Title VII, constructive discharge, promotion, reasonable expectations, unfair work conditions, discrimination, denial of promotion, backpay, reinstatement, resignation, discharge

Abstract

The constructive discharge rule states that if intolerable working conditions associated with the employer's discrimination force the employee to resign, then the employee will be considered to have been "constructively" discharged on the date of resignation. The employee will be treated as if he or she had been fired by the employer and therefore is eligible for remedies traditionally associated with wrongful termination, such as reinstatement and backpay past the date of "discharge." If the employee has not been constructively discharged, then under the general rule the employee will only be entitled to preresignation backpay.

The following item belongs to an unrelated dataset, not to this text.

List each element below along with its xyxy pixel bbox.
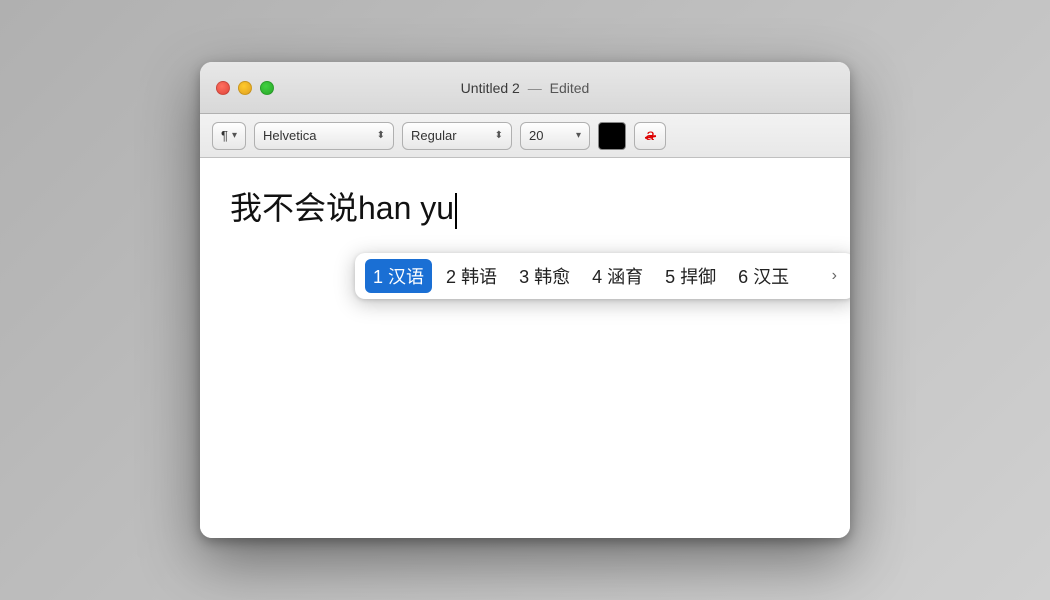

In examples similar to this one, the courts have taken the position that a discriminatory failure to promote, without more, does not amount to a constructive discharge and thus does not warrant postresignation backpay. However, a few recent denial of promotion cases have begun to ease the restrictions on postresignation relief engendered by the constructive discharge rule. While application of the traditional constructive discharge rule can lead to unfair results under Title VII, recent cases have begun to recognize that where opportunities for promotion and advancement have been frustrated to an intolerable degree, the constructive discharge rule should not preclude postresignation relief. Instead, reasonable expectations analysis advances the statutory purposes of Title VII more readily than does the traditional constructive discharge rule and thus is the more appropriate standard.